After a question-and-answer period with the panel, University Librarian Ginny Steel gave an update on the progress of the library renovation, which will transform the building into a state-of-the-art technological research facility. She said that in early December, the addition will be completed, and the campus will then begin testing to make sure the electrical, heating, safety, and various other systems are in working order.
Steel explained that the contents of the entire library will then be moved into the new addition for an 18-month period, while the existing building is completely gutted down to the exterior walls and windows.
"Everything will change and the building will be brought up to code," said Steel. "The entry will still be on the second floor, but instead of the glass doors, a gate will be rolled down whenever the library is open.
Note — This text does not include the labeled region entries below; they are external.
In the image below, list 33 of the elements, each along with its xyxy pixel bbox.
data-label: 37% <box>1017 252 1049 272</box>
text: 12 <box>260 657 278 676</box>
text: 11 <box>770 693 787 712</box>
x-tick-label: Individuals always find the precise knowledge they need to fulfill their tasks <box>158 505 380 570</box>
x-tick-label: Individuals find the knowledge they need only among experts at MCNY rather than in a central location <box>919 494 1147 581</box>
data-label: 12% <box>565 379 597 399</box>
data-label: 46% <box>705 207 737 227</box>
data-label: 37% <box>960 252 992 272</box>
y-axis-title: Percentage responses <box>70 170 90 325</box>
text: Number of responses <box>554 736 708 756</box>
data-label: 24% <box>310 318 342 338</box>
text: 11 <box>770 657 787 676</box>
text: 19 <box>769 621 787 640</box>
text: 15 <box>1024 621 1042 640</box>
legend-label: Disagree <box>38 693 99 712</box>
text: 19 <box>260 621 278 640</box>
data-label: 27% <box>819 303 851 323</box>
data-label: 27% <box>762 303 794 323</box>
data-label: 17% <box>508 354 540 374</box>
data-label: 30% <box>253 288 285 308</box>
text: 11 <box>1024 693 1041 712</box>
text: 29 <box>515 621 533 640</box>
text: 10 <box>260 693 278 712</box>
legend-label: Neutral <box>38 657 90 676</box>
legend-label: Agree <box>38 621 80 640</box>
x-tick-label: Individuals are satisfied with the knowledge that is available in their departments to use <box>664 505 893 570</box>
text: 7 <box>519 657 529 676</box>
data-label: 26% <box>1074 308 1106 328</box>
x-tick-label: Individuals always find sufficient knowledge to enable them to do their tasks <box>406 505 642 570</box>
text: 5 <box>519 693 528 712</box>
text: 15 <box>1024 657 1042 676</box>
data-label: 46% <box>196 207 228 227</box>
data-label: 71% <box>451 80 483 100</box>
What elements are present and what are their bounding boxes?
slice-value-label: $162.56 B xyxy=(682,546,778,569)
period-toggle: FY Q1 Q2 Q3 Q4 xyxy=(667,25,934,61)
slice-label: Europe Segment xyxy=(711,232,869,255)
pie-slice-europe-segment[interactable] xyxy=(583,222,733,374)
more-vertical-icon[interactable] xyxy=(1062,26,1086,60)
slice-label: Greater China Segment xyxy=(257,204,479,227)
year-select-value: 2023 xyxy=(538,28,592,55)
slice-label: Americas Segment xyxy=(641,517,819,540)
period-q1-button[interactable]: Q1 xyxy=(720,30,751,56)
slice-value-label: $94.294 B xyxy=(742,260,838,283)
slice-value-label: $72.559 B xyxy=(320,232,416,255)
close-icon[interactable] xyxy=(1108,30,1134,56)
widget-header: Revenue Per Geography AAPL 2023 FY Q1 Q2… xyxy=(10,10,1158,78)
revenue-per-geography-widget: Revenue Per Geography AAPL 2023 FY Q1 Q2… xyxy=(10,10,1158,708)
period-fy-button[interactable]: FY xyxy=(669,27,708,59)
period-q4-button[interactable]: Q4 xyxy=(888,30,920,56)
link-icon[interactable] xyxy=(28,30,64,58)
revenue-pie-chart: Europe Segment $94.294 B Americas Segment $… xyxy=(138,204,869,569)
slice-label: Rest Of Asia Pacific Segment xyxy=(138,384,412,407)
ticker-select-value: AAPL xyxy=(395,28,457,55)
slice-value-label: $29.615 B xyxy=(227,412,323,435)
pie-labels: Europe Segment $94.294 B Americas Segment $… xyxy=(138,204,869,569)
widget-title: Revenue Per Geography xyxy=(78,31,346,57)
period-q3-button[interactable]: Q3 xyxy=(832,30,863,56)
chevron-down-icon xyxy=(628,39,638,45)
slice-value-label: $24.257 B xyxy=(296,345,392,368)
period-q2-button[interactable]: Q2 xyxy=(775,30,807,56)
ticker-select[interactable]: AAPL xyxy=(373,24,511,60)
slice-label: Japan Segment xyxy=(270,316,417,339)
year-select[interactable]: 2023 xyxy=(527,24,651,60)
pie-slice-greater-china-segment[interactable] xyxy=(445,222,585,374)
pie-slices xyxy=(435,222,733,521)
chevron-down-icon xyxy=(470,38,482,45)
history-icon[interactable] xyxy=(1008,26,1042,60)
There will be a café see Currents story in the foyer, along with a reading room, plus the reference, circulation and information technology desks."
Steel added that Special Collections will occupy the entire third floor in the renovated library and the fourth floor will host administrative offices plus group study spaces around the perimeter. Media Services will also move into the library, occupying the first floor along with the library's technical services and the Visual Resources Center.
Steel also noted that the last library exhibit before the spring move into the new addition, One Last Look: A Photographic History of McHenry Library, is now on display on the second floor. Co-curators--reference specialist Laura McClanathan and reference librarian Ken Lyons--drew from more than 40 years of historical photographs housed in Special Collections to create a tribute to McHenry Library's past. Accompanying the historic photos is a multimedia exhibit comprised of a slide show of materials from the library's Visual Resource Collection, plus a brief video of 1989 Loma Prieta earthquake damage.